Dans ce contexte inquiétant, des groupes de plaidoyer et des individus se mobilisent à travers le pays pour lutter contre la violence basée sur le genre. Omowumi Ogunrotimi est l'une de ces figures engagées. Avocate féministe et activiste de 35 ans, elle est la fondatrice de Gender Mobile Initiative, une organisation dirigée par des jeunes qui utilise la technologie pour combattre les violences sexuelles et sexistes. Forte de plus de dix ans d'expérience, Ogunrotimi s'investit sans relâche pour transformer les structures sociales qui perpétuent la violence envers les femmes. C'est pour cela qu’elle a remporté le Global Citizen Prize en 2025.
Le parcours d’Ogunrotimi dans l'activisme a été façonné par sa propre expérience en tant que survivante d’abus sexuel à l’âge de 14 ans. Ce vécu de traumatisme et d’injustice l’a poussée à poursuivre une carrière dans le droit et le plaidoyer.
En revenant sur son passé, elle souligne le soutien reçu de ses parents lors de son processus de guérison. Cependant, elle s’est interrogée sur la décision de ses parents de garder son histoire privée à l’époque et de ne pas avoir exigé la justice qu’elle méritait, un reflet du stigmate culturel entourant les abus sexuels au Nigeria.
« Je me suis toujours demandé pourquoi. Pourquoi fallait-il que ce soit une affaire privée ? Pourquoi cet homme n’était-il pas en prison ? Ensuite, j’ai continué à le voir interagir avec d’autres jeunes filles comme moi.
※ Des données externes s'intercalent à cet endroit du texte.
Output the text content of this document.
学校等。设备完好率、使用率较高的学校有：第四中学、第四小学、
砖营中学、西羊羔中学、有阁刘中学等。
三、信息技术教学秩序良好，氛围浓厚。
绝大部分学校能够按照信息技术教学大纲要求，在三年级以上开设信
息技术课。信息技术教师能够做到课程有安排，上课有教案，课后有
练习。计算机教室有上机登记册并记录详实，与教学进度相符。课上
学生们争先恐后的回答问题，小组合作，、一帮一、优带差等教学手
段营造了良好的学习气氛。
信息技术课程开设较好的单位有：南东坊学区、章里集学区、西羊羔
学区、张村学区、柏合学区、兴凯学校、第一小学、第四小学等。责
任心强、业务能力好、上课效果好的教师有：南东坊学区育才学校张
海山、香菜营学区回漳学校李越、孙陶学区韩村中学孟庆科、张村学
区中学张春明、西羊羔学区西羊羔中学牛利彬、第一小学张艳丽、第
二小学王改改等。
À chaque fois, je revivais mon traumatisme, et une partie de moi savait que d’autres filles allaient traverser la même chose », se souvient-elle.
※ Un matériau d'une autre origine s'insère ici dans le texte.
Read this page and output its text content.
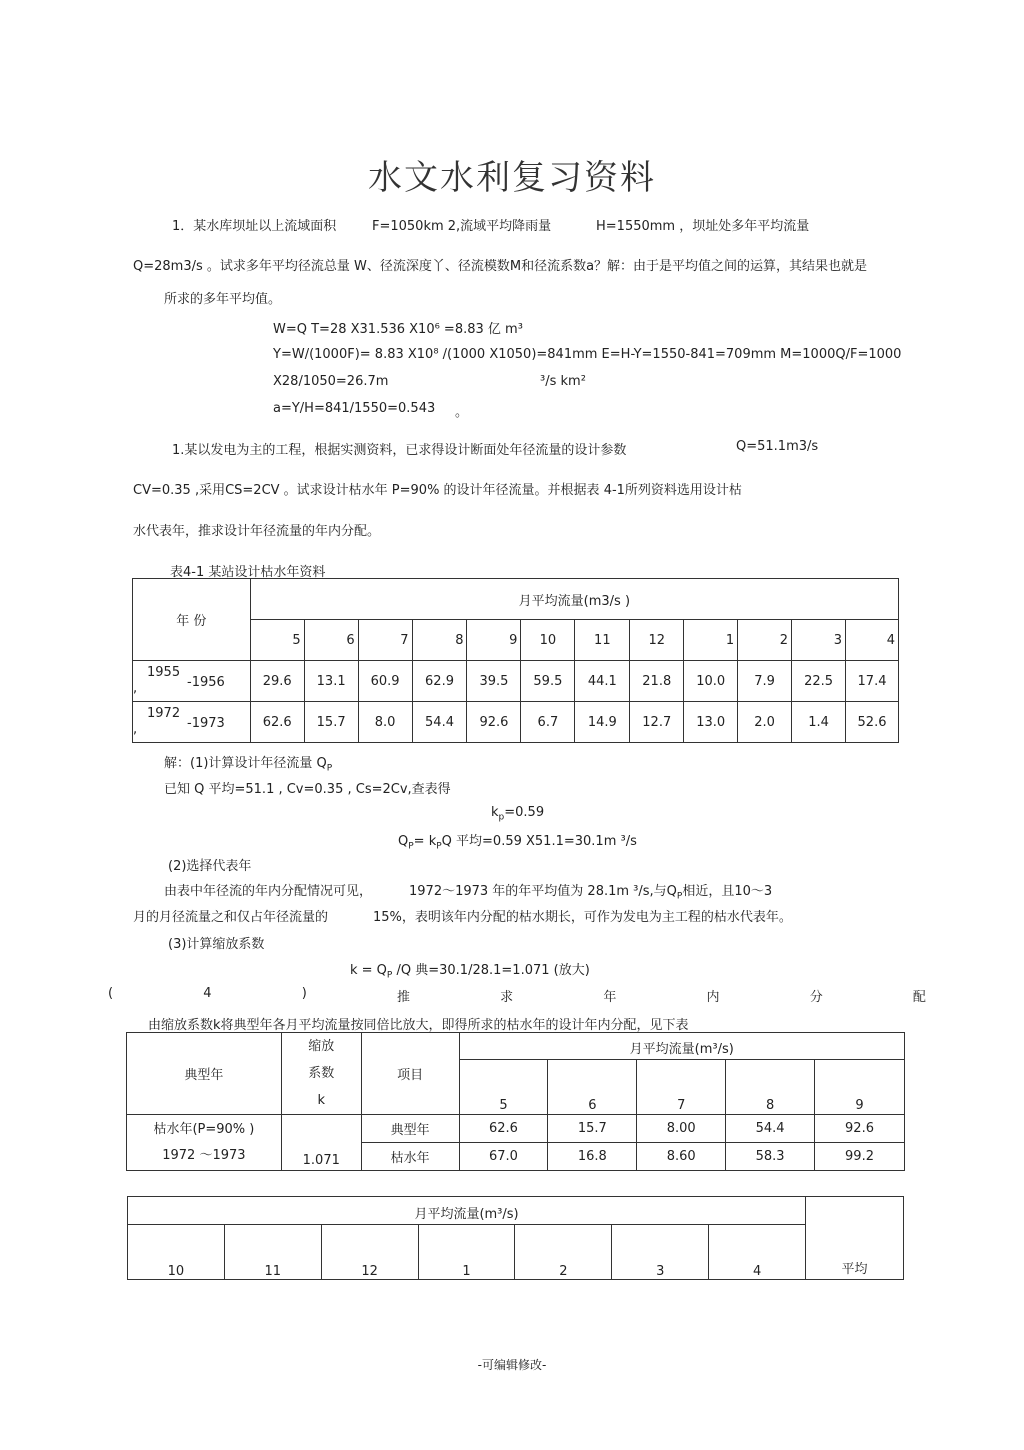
水文水利复习资料
1．某水库坝址以上流域面积	F=1050km 2,流域平均降雨量	H=1550mm ，坝址处多年平均流量
Q=28m3/s 。试求多年平均径流总量 W、径流深度丫、径流模数M和径流系数a？解：由于是平均值之间的运算，其结果也就是
所求的多年平均值。
W=Q T=28 X31.536 X10⁶ =8.83 亿 m³
Y=W/(1000F)= 8.83 X10⁸ /(1000 X1050)=841mm E=H-Y=1550-841=709mm M=1000Q/F=1000
X28/1050=26.7m	³/s km²
a=Y/H=841/1550=0.543 。
1.某以发电为主的工程，根据实测资料，已求得设计断面处年径流量的设计参数	Q=51.1m3/s
CV=0.35 ,采用CS=2CV 。试求设计枯水年 P=90% 的设计年径流量。并根据表 4-1所列资料选用设计枯
水代表年，推求设计年径流量的年内分配。
表4-1 某站设计枯水年资料
年 份	月平均流量(m3/s )											
	5	6	7	8	9	10	11	12	1	2	3	4

1955
-1956
,	29.6	13.1	60.9	62.9	39.5	59.5	44.1	21.8	10.0	7.9	22.5	17.4

1972
-1973
,	62.6	15.7	8.0	54.4	92.6	6.7	14.9	12.7	13.0	2.0	1.4	52.6
解：(1)计算设计年径流量 $Q_P$
已知 Q 平均=51.1 , Cv=0.35 , Cs=2Cv,查表得
$k_p=0.59$
$Q_P= k_PQ$ 平均=0.59 X51.1=30.1m ³/s
(2)选择代表年
由表中年径流的年内分配情况可见，	1972～1973 年的年平均值为 28.1m ³/s,与$Q_P$相近，且10～3
月的月径流量之和仅占年径流量的	15%，表明该年内分配的枯水期长，可作为发电为主工程的枯水代表年。
(3)计算缩放系数
$k = Q_P$ /Q 典=30.1/28.1=1.071 (放大)
(	4	)	推	求	年	内	分	配
由缩放系数k将典型年各月平均流量按同倍比放大，即得所求的枯水年的设计年内分配，见下表
典型年	缩放
系数
k	项目	月平均流量(m³/s)				
			5	6	7	8	9

枯水年(P=90% )
1972 ～1973	1.071	典型年	62.6	15.7	8.00	54.4	92.6
		枯水年	67.0	16.8	8.60	58.3	99.2
月平均流量(m³/s)							平均
10	11	12	1	2	3	4	
-可编辑修改-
Cette expérience a renforcé la prise de conscience d’Ogunrotimi sur l’absence de soutien juridique pour les survivant·es en quête de justice. Elle a alors compris l’urgence de réformer les politiques sur la violence basée sur le genre au Nigeria. Inspirée par des personnalités comme le regretté militant Gani Fawehinmi et le juge Eddie Ojuolape, elle consacre depuis sa vie à défendre les droits des femmes et à œuvrer pour la justice des survivant·es.
En tant qu’avocate féministe, Ogunrotimi trouve un vrai sens à influencer les politiques qui impactent les vies. « Façonner des politiques qui transforment les cultures et ouvrent la voie à la justice, c’est extrêmement gratifiant », confie-t-elle à Global Citizen.
Lauréate 2025 du Global Citizen Prize, Omowumi Ogunrotimi transforme la lutte contre les violences sexistes au Nigeria.
Pourtant, elle avoue que les actualités quotidiennes de violences envers les femmes et les filles au Nigeria la touchent profondément. « Ce que j’aime le moins dans mon travail, c’est de nous voir, certains jours, nous réveiller avec des infos à la télé qui donnent l’impression qu’on ne fait rien, que ce soit en tant que peuple, organisation ou même pays », explique-t-elle.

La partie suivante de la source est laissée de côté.